I wasn’t entirely sure what Malachy had done that had resulted in his ouster from the research unit and had brought him down to the far humbler position of, as he put it, “shepherding yearlings around.” But what ever it was, it had affected his health as well as his career.

Underneath his wildly curling black hair, Malachy’s craggy face was pallid and drawn, and where his wrists were visible under his lab coat, they appeared almost skeletal. I knew for a fact that he was forty-six, but he looked a good decade older.

“Well, Ms. Barrow,” said Malachy, bringing my attention back to the here and now, “I can only assume that your current state of vague disinterest with our feline patient is the result of your brush with the city’s underbelly. Although a countertheory might involve the fact that your husband has just returned from a long trip. He was in Romania, researching the legendary Unwolves, was he not?”

What ever was wrong with Malachy Knox clearly did not affect his intelligence. He had gotten my message, I realized. He had just wanted to keep me off-balance.

“Yes,” I said, “Hunter was looking into the stories about giant wolves.”

“I’m sorry,” said Ofer, not sounding it, “but what could it possibly matter if her husband is wasting his time looking for vampires in Transylvania?

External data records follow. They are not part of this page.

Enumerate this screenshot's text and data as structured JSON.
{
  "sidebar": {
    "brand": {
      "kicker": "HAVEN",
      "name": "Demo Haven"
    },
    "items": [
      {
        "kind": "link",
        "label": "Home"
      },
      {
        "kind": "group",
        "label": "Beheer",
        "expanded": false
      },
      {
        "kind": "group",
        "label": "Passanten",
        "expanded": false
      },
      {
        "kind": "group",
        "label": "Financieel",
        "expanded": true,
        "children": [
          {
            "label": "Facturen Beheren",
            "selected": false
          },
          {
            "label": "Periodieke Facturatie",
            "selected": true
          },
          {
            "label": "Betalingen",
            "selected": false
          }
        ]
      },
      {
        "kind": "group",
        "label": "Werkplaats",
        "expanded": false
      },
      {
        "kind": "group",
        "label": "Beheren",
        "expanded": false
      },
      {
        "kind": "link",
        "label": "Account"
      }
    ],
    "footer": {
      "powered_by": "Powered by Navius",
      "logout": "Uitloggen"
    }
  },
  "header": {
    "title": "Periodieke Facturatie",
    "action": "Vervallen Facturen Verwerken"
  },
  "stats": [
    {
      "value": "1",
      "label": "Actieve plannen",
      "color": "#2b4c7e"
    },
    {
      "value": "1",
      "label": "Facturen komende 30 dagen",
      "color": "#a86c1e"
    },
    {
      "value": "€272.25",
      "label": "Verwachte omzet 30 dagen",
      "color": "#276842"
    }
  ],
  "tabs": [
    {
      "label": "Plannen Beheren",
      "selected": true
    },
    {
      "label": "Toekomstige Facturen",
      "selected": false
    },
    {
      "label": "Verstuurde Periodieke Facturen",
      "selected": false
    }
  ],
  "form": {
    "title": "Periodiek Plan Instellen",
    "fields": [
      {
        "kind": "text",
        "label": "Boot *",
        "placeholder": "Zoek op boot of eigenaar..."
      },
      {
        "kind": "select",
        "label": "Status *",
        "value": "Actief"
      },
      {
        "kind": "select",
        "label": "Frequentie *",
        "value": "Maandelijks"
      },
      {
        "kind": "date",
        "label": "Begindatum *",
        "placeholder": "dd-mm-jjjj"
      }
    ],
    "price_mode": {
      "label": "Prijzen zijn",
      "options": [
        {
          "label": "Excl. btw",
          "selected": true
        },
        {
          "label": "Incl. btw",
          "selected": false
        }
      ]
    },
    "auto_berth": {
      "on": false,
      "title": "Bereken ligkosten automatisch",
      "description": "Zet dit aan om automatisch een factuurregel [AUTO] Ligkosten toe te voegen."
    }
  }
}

Shouldn’t we be concentrating on our patient?” He pointed with one stubby-fingered hand, indicated the limp cat lying glassy-eyed on the examining table.

“Not vampires, Ofer—lycanthropes.” Malachy wrote the word out on the whiteboard behind him with a dry erase pen. “Although many people confuse the Greek vrykolakas with the Slavic vậrcolac, the former was supposed to be a sort of undead creature, not unlike a vampire, while I’ve heard the vậrcolac variously described as a wolf demon or a wizard with shapeshifting abilities. The pricolici, on the other hand, are large, wolflike creatures inhabited by human souls—Unwolves, or, more commonly, werewolves.”